Multimedia Knowledge and Social Media Analytics Laboratory

EU Elections 2014 Prediction dataset

Summary
This is the dataset used in (Tsakalidis et al., 2015) on predicting election results using twitter and polls. The dataset contains the ids of the tweets and the poll data used to build the prediction models. You can download the dataset here.
 
Citation
If you use this dataset in your research, please cite the following article:
A. Tsakalidis, S. Papadopoulos, A.I. Cristea, I. Kompatsiaris. "Predicting Elections for Multiple Countries Using Twitter and Polls". IEEE Intelligent Systems (to appear in 2015)
 
Description
The zip file has the following structure:
 
Folder tweet_ids:
keywords.txt contains the keywords used as inputs tot the Twitter Streaming API to perform the collection. The three csv files contain the ids of the collected tweets.
 
Folder features_polls:
The "polls.ods" file provides the information about the polls that we used during our processing (one sheet per country).
 
Every arff file contains the features that we extracted for every country on a daily basis. The attribute corresponding to the poll-based value of every party is indicated by the name of the party.
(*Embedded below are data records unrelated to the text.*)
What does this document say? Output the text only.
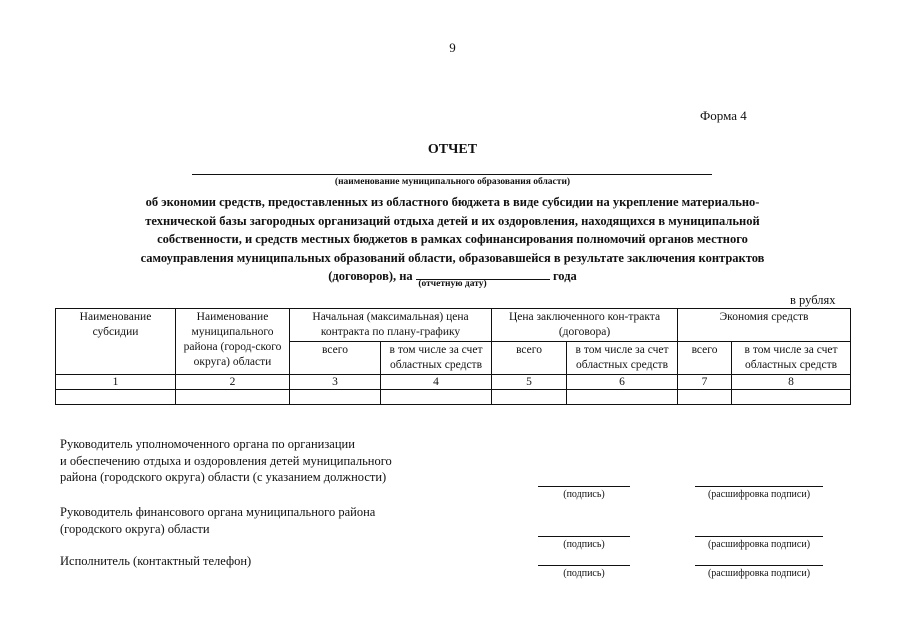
9
Форма 4
ОТЧЕТ
(наименование муниципального образования области)
об экономии средств, предоставленных из областного бюджета в виде субсидии на укрепление материально-
технической базы загородных организаций отдыха детей и их оздоровления, находящихся в муниципальной
собственности, и средств местных бюджетов в рамках софинансирования полномочий органов местного
самоуправления муниципальных образований области, образовавшейся в результате заключения контрактов
(договоров), на	года
(отчетную дату)
в рублях
Наименование субсидии	Наименование муниципального района (город-ского округа) области	Начальная (максимальная) цена контракта по плану-графику		Цена заключенного кон-тракта (договора)		Экономия средств	
		всего	в том числе за счет областных средств	всего	в том числе за счет областных средств	всего	в том числе за счет областных средств
1	2	3	4	5	6	7	8

Руководитель уполномоченного органа по организации
и обеспечению отдыха и оздоровления детей муниципального
района (городского округа) области (с указанием должности)
(подпись)	(расшифровка подписи)
Руководитель финансового органа муниципального района
(городского округа) области
(подпись)	(расшифровка подписи)
Исполнитель (контактный телефон)
(подпись)	(расшифровка подписи)
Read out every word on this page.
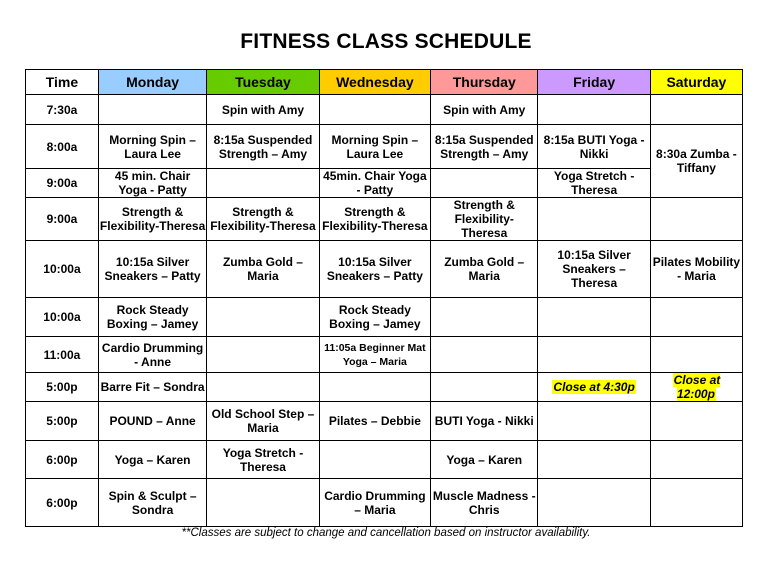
FITNESS CLASS SCHEDULE
Time	Monday	Tuesday	Wednesday	Thursday	Friday	Saturday
7:30a		Spin with Amy		Spin with Amy		
8:00a	Morning Spin – Laura Lee	8:15a Suspended Strength – Amy	Morning Spin – Laura Lee	8:15a Suspended Strength – Amy	8:15a BUTI Yoga - Nikki	8:30a Zumba - Tiffany
9:00a	45 min. Chair Yoga - Patty		45min. Chair Yoga - Patty		Yoga Stretch - Theresa	
9:00a	Strength & Flexibility-Theresa	Strength & Flexibility-Theresa	Strength & Flexibility-Theresa	Strength & Flexibility-Theresa		
10:00a	10:15a Silver Sneakers – Patty	Zumba Gold – Maria	10:15a Silver Sneakers – Patty	Zumba Gold – Maria	10:15a Silver Sneakers – Theresa	Pilates Mobility - Maria
10:00a	Rock Steady Boxing – Jamey		Rock Steady Boxing – Jamey			
11:00a	Cardio Drumming - Anne		11:05a Beginner Mat Yoga – Maria			
5:00p	Barre Fit – Sondra				Close at 4:30p	Close at 12:00p
5:00p	POUND – Anne	Old School Step – Maria	Pilates – Debbie	BUTI Yoga - Nikki		
6:00p	Yoga – Karen	Yoga Stretch - Theresa		Yoga – Karen		
6:00p	Spin & Sculpt – Sondra		Cardio Drumming – Maria	Muscle Madness - Chris		
**Classes are subject to change and cancellation based on instructor availability.
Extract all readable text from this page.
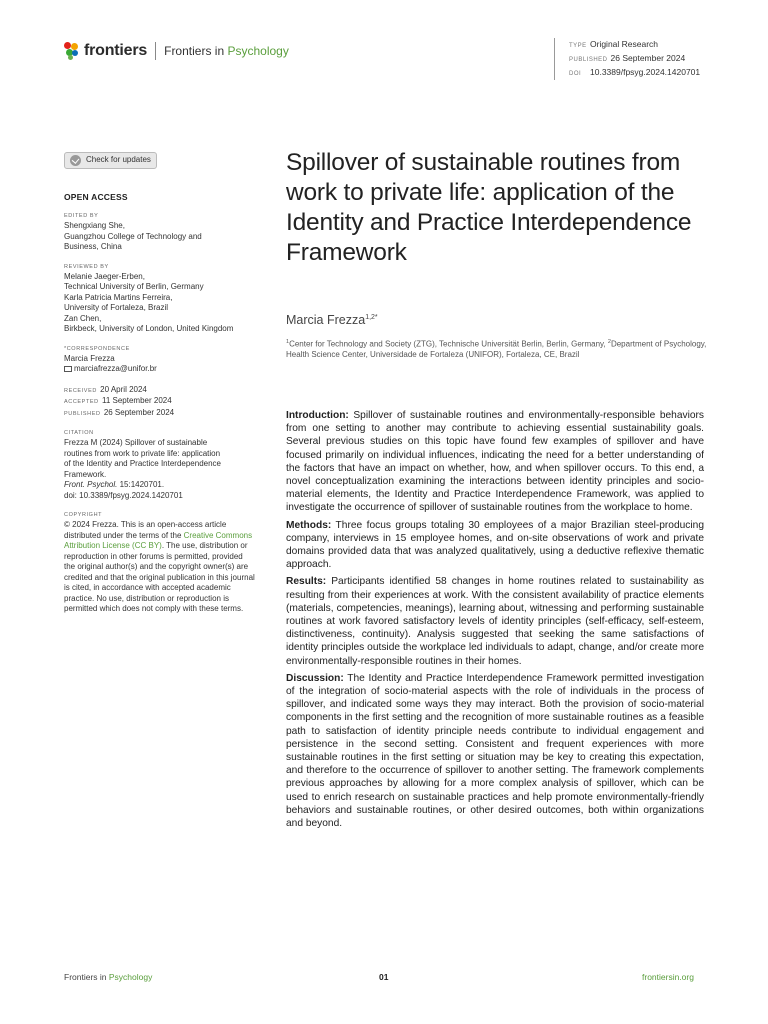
frontiers Frontiers in Psychology	TYPE Original Research
PUBLISHED 26 September 2024
DOI 10.3389/fpsyg.2024.1420701
Check for updates
OPEN ACCESS
EDITED BY
Shengxiang She,
Guangzhou College of Technology and
Business, China
REVIEWED BY
Melanie Jaeger-Erben,
Technical University of Berlin, Germany
Karla Patricia Martins Ferreira,
University of Fortaleza, Brazil
Zan Chen,
Birkbeck, University of London, United Kingdom
*CORRESPONDENCE
Marcia Frezza
marciafrezza@unifor.br
RECEIVED 20 April 2024
ACCEPTED 11 September 2024
PUBLISHED 26 September 2024
CITATION
Frezza M (2024) Spillover of sustainable
routines from work to private life: application
of the Identity and Practice Interdependence
Framework.
Front. Psychol. 15:1420701.
doi: 10.3389/fpsyg.2024.1420701
COPYRIGHT
© 2024 Frezza. This is an open-access article distributed under the terms of the Creative Commons Attribution License (CC BY). The use, distribution or reproduction in other forums is permitted, provided the original author(s) and the copyright owner(s) are credited and that the original publication in this journal is cited, in accordance with accepted academic practice. No use, distribution or reproduction is permitted which does not comply with these terms.
Spillover of sustainable routines from work to private life: application of the Identity and Practice Interdependence Framework
Marcia Frezza$^{1,2*}$
$^1$Center for Technology and Society (ZTG), Technische Universität Berlin, Berlin, Germany, $^2$Department of Psychology, Health Science Center, Universidade de Fortaleza (UNIFOR), Fortaleza, CE, Brazil

Introduction: Spillover of sustainable routines and environmentally-responsible behaviors from one setting to another may contribute to achieving essential sustainability goals. Several previous studies on this topic have found few examples of spillover and have focused primarily on individual influences, indicating the need for a better understanding of the factors that have an impact on whether, how, and when spillover occurs. To this end, a novel conceptualization examining the interactions between identity principles and socio-material elements, the Identity and Practice Interdependence Framework, was applied to investigate the occurrence of spillover of sustainable routines from the workplace to home.

Methods: Three focus groups totaling 30 employees of a major Brazilian steel-producing company, interviews in 15 employee homes, and on-site observations of work and private domains provided data that was analyzed qualitatively, using a deductive reflexive thematic approach.

Results: Participants identified 58 changes in home routines related to sustainability as resulting from their experiences at work. With the consistent availability of practice elements (materials, competencies, meanings), learning about, witnessing and performing sustainable routines at work favored satisfactory levels of identity principles (self-efficacy, self-esteem, distinctiveness, continuity). Analysis suggested that seeking the same satisfactions of identity principles outside the workplace led individuals to adapt, change, and/or create more environmentally-responsible routines in their homes.

Discussion: The Identity and Practice Interdependence Framework permitted investigation of the integration of socio-material aspects with the role of individuals in the process of spillover, and indicated some ways they may interact. Both the provision of socio-material components in the first setting and the recognition of more sustainable routines as a feasible path to satisfaction of identity principle needs contribute to individual engagement and persistence in the second setting. Consistent and frequent experiences with more sustainable routines in the first setting or situation may be key to creating this expectation, and therefore to the occurrence of spillover to another setting. The framework complements previous approaches by allowing for a more complex analysis of spillover, which can be used to enrich research on sustainable practices and help promote environmentally-friendly behaviors and sustainable routines, or other desired outcomes, both within organizations and beyond.

Frontiers in Psychology	01	frontiersin.org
The Twitter-based features are provided in the form of "feature_i", where "feature" corresponds to the Twitter-based feature and "i" is a pointer. 
The mapping of parties to this index "i" is the following:
 
Germany ("de.arff") 
1: CDU/CSU
2: SPD 
3: Linke 
4: Grunen 
5: FDP 
6: AfD
 
The Netherlands ("nl.arff")  
1: PVV 
2: VDD 
3: D66 
4: CDA
5: PvdA
6: SP 
7: CU  (Notice that since "CU/SGP" was a coalition, the features corresponding to both of these indices --7 and 8-- were used as an input for the prediction of "CU/SGP" voting share)
8: SGP (Notice that since "CU/SGP" was a coalition, the features corresponding to both of these indices --7 and 8-- were used as an input for the prediction of "CU/SGP" voting share)
9: GL
10:50PLUS
11:PvdD
 
Greece ("gr.arff")
1: ND 
2: SYRIZA
3: Potami
4: XA 
5: Elia 
6: KKE 
7: ANEL 
8: DIMAR
 
The "lefko" attribute in the case of Greece corresponds to the "blank voters" of the polls and was only presented in the case of Greece. It was not used at all in any experiment (neither pre- nor post-electoral).